Oscar 2024 race has new favourite after Venice Film Festival awards top prize
The forthcoming Oscar race has a new Best Picture favourite following the Venice Film Festival.
On Saturday (9 September), the event drew to a close with an awards ceremony honouring the best films and performances to have screened in the past two weeks.
The recipient of the festival’s top award, the Golden Lion, went to Yorghos Lanthimos director’s new film Poor Things, which stars Emma Stone. It’s Lanthimos’s first film since The Favourite, which won Olivia Colman the Oscar for Best Actress in 2019.
Its victory officially places it as a firm frontunner for Best Picture as the trophy is considered a signifier of what will go on to win trophies throughout the forthcoming awards season.
In 2020, Chloé Zhao’s Nomadland received the top prize at Venice Film Festival before winning Best Picture at the Oscars six months later.
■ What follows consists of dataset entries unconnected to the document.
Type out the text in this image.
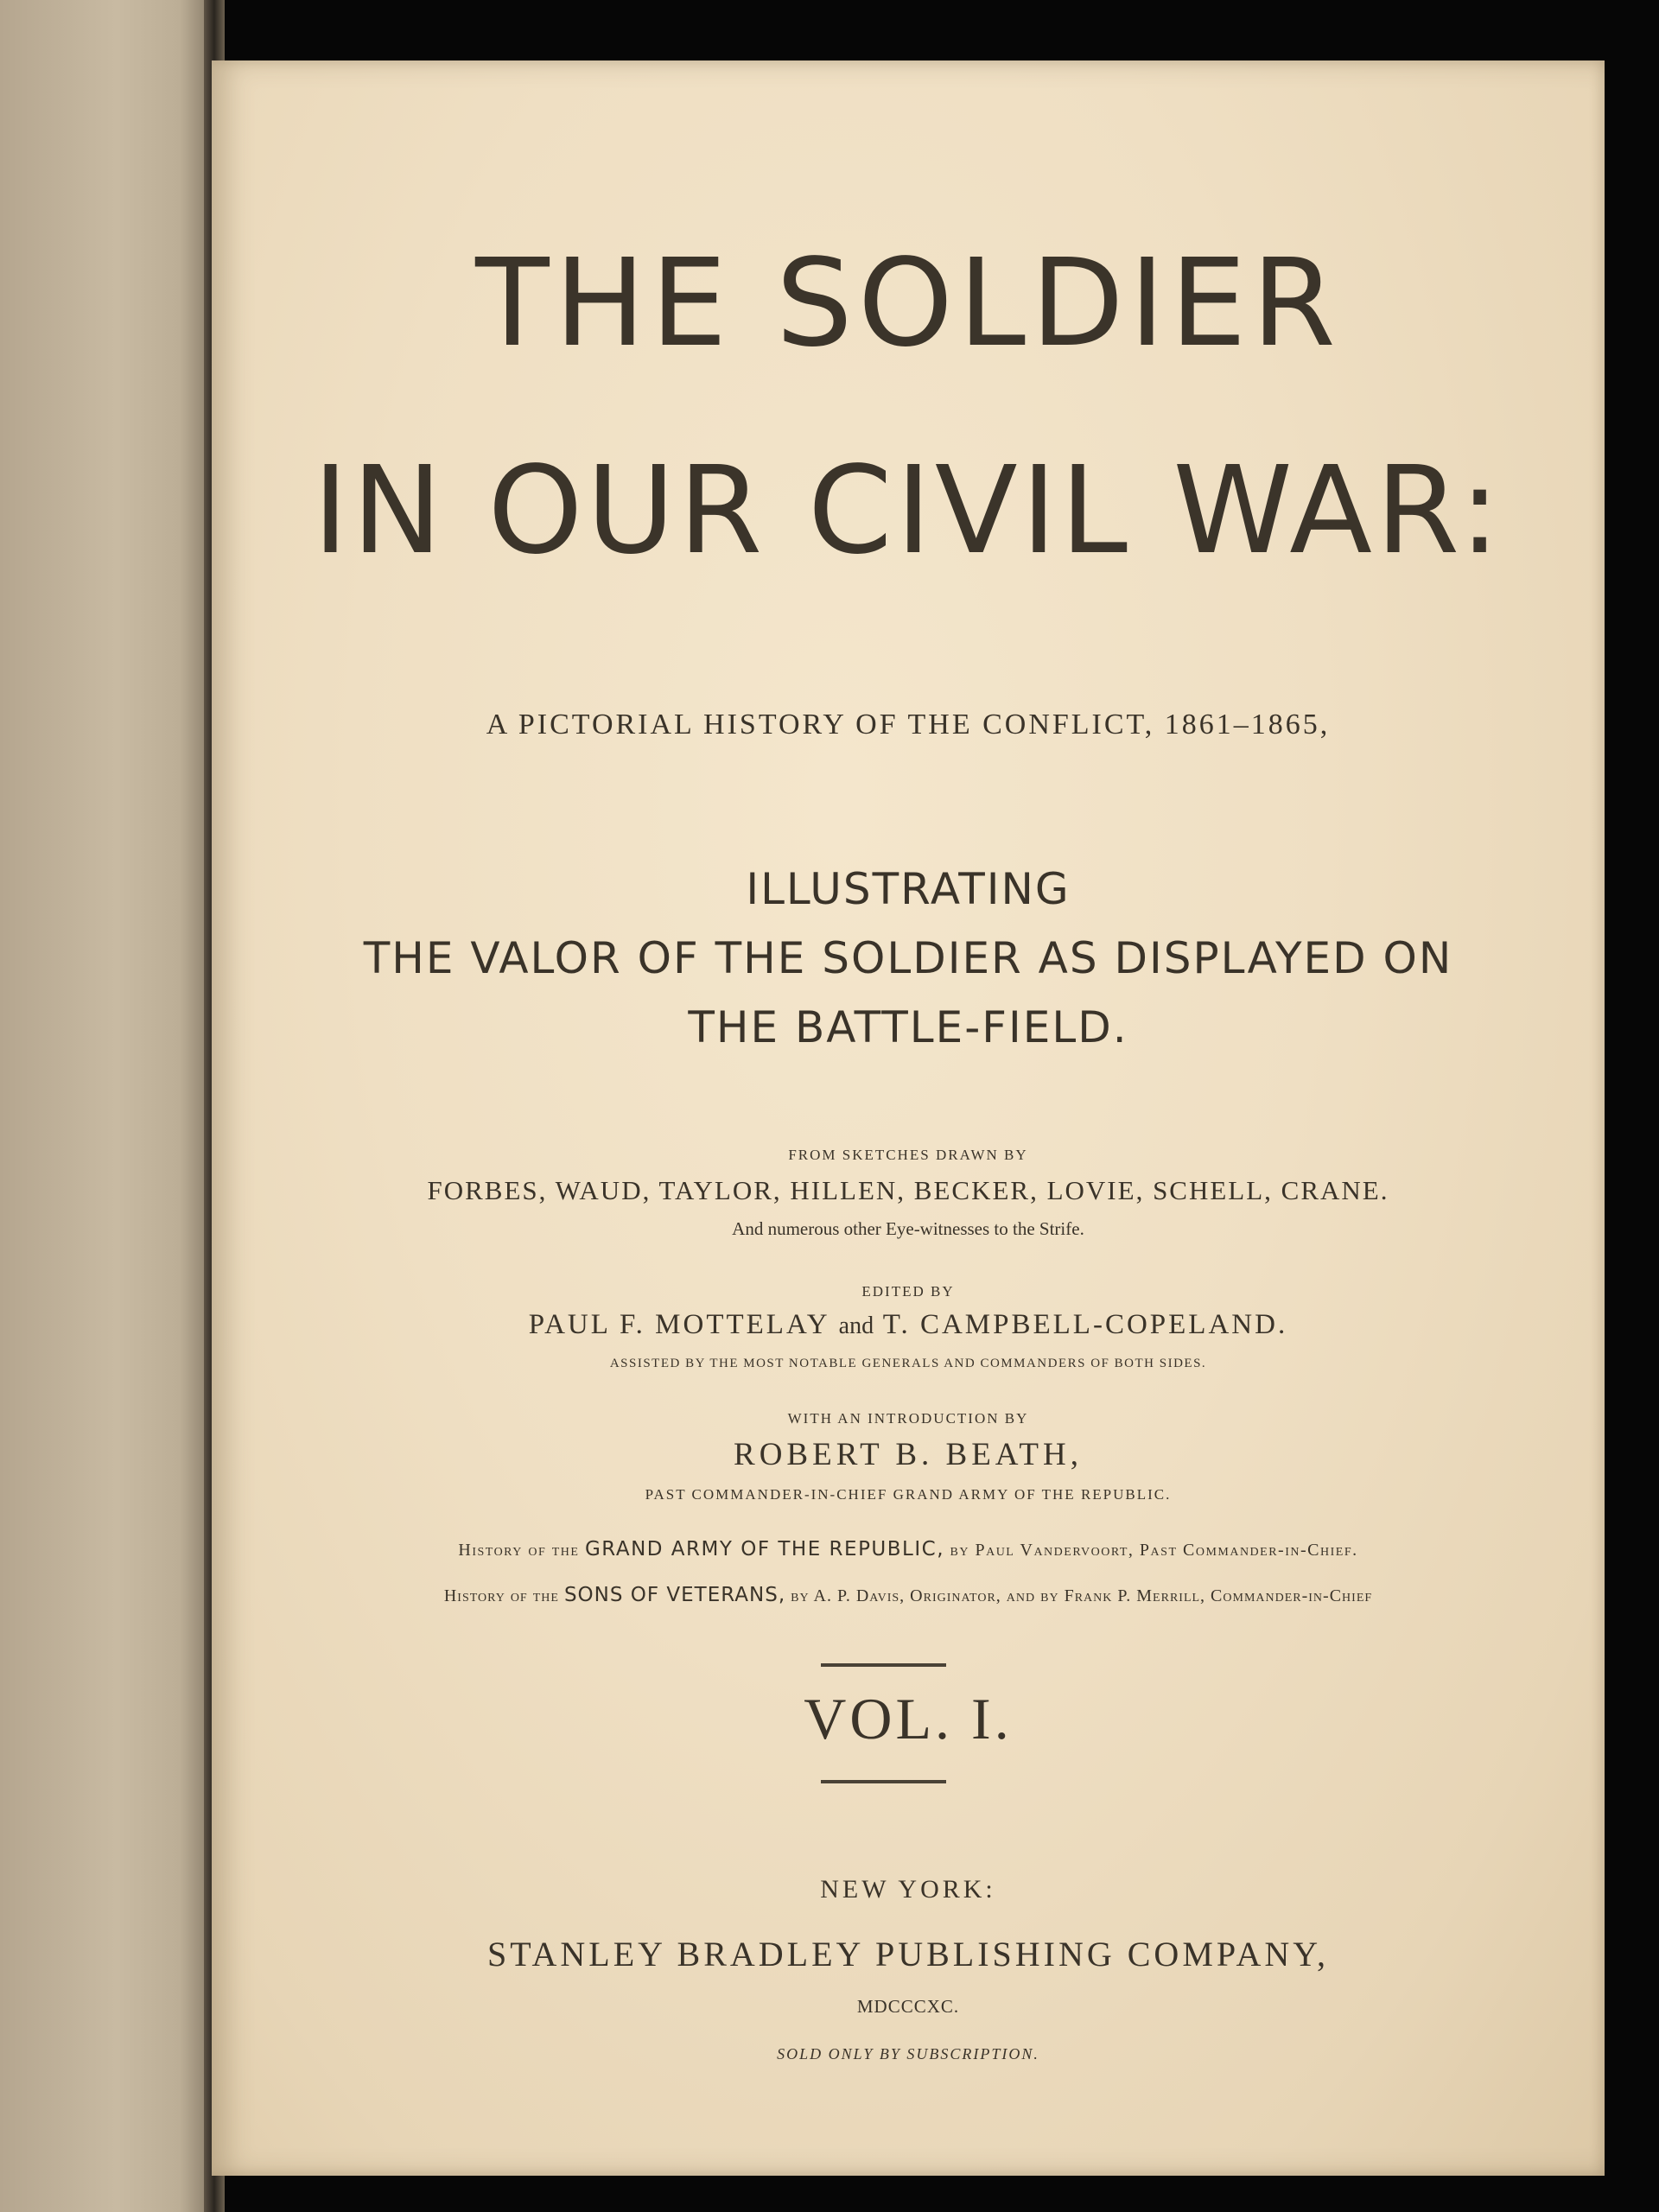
THE SOLDIER
IN OUR CIVIL WAR:
A PICTORIAL HISTORY OF THE CONFLICT, 1861–1865,
ILLUSTRATING
THE VALOR OF THE SOLDIER AS DISPLAYED ON
THE BATTLE-FIELD.
FROM SKETCHES DRAWN BY
FORBES, WAUD, TAYLOR, HILLEN, BECKER, LOVIE, SCHELL, CRANE.
And numerous other Eye-witnesses to the Strife.
EDITED BY
PAUL F. MOTTELAY and T. CAMPBELL-COPELAND.
ASSISTED BY THE MOST NOTABLE GENERALS AND COMMANDERS OF BOTH SIDES.
WITH AN INTRODUCTION BY
ROBERT B. BEATH,
PAST COMMANDER-IN-CHIEF GRAND ARMY OF THE REPUBLIC.
History of the GRAND ARMY OF THE REPUBLIC, by Paul Vandervoort, Past Commander-in-Chief.
History of the SONS OF VETERANS, by A. P. Davis, Originator, and by Frank P. Merrill, Commander-in-Chief
VOL. I.
NEW YORK:
STANLEY BRADLEY PUBLISHING COMPANY,
MDCCCXC.
SOLD ONLY BY SUBSCRIPTION.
Other past recipients include Best Picture winner The Shape of Water, and nominees Roma and Joker.
Last year’s victor, Nan Goldin documentary All the Beauty and the Bloodshed, received an Oscar nomination in the Best Documentary category, but was beaten by Navalny.
Poor Things, adapted by Tony McNamara from Alasdair Gray’s 1992 novel of the same name, follows Stone’s Bella Baxter, who is brought back to life by the brilliant and unorthodox scientist Dr Godwin Baxter (Willem Dafoe).
Mark Ruffalo, Ramy Youssef, Jerrod Carmichael and Christopher Abbott also star in the film, which received applause after its premiere at the festival.
It will be released in the US on 8 December, and the UK and Ireland on 12 January 2024. The film will receive its UK premiere at the BFI London Film Festival in October.
At the time of writing, other films currently considered Best Picture contenders at the 2024 Oscars include blockbusters Barbie and Oppeheimer, as well as the acclaimed drama Past Lives.
Forthcoming films also set to be in the running include new Martin Scorsese film Killers of the Flower Moon, Maestro, Bradley Cooper’s film about composer Leonard Bersntein, and Alexander Payne film The Holdovers.
Other top winners at Venice Film Festival include Evil Does Not Exist, the new film from Drive MY Car director Ryusuke Hamaguchi, which won the Grand Jury Prize, and Matteo Garrone, who won Best Director for Me Captain.
Agnieszka Holland’s Green Border, a drama about Europe’s other migration crisis on the Polish-Belarus border, won the Special Jury Prize.
Meanwhile, Peter Sarsgaard won Best Actor for Memory, a new film from Michel Francoco-starring Jessica Chastain, and Sofia Coppola’s portrait of the private side of Priscilla and Elvis Presley, titled Priscilla, won Cailee Spaeny the Best Actess award .
The jury was headed by Damien Chazelle and included Saleh Bakri, Jane Campion, Mia Hansen-Løve, Gabriele Mainetti, Martin McDonagh, Santiago Mitre, Laura Poitras and Shu Qi.